Часть 30 из 80 В начало
Для доступа к библиотеке пройдите авторизацию
– Члены Благочестивого общества аптекарей до сих пор опомниться не могут. Пока они задницы свои чесали, она благополучно прошла у них аттестацию и получила лицензию [36]. Блэкуэлл [37], Гарретт, другие женщины, наделенные умом и сообразительностью, имеют полное право притязать…
– Да, Прадо, знаю. Гарретт еще станет толковым врачом, – говорит Брайди ледяным тоном.
– Если бы еще остальные студенты не выступали против нее. Ничтожества.
– Свои приверженцы у нее тоже есть.
– Женщины-медики… – начинает Прадо.
– Это именно то, что необходимо обществу, – заканчивает за него Брайди. Если сейчас разговор пойдет о Сикоул [38] и Найтингейл [39], он до ночи не слезет со своего любимого конька.
Уловив нотки категоричности в голосе Брайди, Прадо пытливо смотрит на нее.
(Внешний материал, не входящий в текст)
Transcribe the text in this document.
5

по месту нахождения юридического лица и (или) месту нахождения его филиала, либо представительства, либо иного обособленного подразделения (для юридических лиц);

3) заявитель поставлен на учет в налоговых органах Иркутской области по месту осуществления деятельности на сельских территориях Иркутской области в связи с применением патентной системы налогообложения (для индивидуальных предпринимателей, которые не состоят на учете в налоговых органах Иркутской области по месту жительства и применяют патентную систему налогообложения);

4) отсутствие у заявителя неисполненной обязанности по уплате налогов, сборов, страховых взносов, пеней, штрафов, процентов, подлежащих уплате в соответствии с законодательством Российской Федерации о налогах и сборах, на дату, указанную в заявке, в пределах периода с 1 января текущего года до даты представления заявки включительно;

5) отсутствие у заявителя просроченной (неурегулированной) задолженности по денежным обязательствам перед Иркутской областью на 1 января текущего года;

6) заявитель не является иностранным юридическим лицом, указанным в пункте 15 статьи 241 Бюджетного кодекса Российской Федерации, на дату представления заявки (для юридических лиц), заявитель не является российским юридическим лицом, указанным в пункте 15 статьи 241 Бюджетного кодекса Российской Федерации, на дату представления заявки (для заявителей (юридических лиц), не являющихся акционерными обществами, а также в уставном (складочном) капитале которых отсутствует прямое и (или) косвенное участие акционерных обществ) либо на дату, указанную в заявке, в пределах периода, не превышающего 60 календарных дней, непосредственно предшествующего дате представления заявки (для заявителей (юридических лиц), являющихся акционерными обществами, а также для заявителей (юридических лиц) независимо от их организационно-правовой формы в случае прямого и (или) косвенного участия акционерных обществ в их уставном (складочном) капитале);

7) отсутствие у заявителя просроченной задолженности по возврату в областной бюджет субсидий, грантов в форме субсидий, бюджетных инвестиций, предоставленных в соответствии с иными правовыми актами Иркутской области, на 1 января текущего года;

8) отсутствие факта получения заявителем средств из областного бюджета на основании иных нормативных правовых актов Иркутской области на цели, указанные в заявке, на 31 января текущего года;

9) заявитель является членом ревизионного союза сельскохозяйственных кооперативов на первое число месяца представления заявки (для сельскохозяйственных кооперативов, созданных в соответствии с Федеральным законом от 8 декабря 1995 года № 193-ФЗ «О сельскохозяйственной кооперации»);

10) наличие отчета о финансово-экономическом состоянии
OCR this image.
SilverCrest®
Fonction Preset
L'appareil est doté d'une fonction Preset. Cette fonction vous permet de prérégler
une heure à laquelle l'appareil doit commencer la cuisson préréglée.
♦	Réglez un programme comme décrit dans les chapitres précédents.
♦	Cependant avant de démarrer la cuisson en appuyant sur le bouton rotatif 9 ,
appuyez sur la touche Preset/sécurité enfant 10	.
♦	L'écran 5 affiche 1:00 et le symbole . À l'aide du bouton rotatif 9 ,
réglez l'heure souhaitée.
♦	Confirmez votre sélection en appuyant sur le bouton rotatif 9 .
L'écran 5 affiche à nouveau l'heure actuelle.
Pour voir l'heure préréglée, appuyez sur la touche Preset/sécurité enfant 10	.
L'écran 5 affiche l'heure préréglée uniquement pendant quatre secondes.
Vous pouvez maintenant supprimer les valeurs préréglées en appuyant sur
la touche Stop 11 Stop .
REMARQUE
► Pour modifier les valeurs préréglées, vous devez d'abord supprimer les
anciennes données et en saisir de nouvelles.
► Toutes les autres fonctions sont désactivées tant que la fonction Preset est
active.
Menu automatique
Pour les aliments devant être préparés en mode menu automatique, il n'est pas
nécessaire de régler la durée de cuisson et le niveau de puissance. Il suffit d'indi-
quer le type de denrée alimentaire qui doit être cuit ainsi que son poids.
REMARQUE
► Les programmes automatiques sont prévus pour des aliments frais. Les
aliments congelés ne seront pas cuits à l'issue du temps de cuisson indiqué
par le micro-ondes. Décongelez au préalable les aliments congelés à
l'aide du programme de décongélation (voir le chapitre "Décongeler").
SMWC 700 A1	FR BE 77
И замечает, что она сильно удручена. Вроде бы наблюдает, как ворон теребит край оттоманки, но на самом деле ничего не видит.
– Брайди, ты хоть спишь?
– Конечно.
– А питаешься как? Хорошо, регулярно?
– Эти вопросы обычно задает миссис Прадо.
Он показывает на сосуд с Уинтеровой Русалкой.
– Лестер Лафкин купил бы эту штуковину. Еще бы научить Русалку жонглировать.
– Лестер Лафкин – отпетый мерзавец.
– Импресарио Лафкин теперь Очень Важная Персона. – Прадо подается вперед всем телом. – Через пару недель его цирк приезжает в Челси. Он планирует устроить феерическое представление с морским уклоном. Воссоздать в Креморнских садах [40] водный рай Нептуна.
– Он намерен прибрать к рукам Креморнские сады? – удивляется Брайди. – Почему я этого не знала?
Прадо с теплотой во взгляде смотрит на нее.
– Ты слишком занята другими делами.
– В таком случае ребенок, наделенный фантастическими свойствами морского существа, как нельзя лучше впишется в программу его зрелища, – рассуждает Брайди.
– Она принесет прибыль побольше, чем двухголовая морская собака.
– Где сейчас Лафкин?
– Расположился лагерем за городом, на пустоши Хаунслоу. Обдумывает стратегию своего вторжения. Хочешь нанести ему визит и выяснить, известно ли ему что-то про твоего похищенного ребенка?
– Разумеется.
– Я так рад, что ты снова работаешь, Брайди.
Она силится выдавить улыбку.
– Ну а как Валентин? – дружелюбным тоном любопытствует Прадо. – Давно ты видела моего мальчика?
Брайди украдкой смотрит на Руби. Тот зачарованно наблюдает за тем, как ворон пытается вытащить пробку из графина с портвейном.
– Он иногда подбрасывает мне работу.
– Еще бы он не подбрасывал. Валентин высоко ценит тебя во всех отношениях.
Звенит хрусталь. Это ворон долбит клювом графин.
– Ты права, мой злой гений, – говорит Прадо ворону и затем снова обращается к Брайди: – Элодия предлагает нам выпить, раз уж все важные вопросы мы обсудили.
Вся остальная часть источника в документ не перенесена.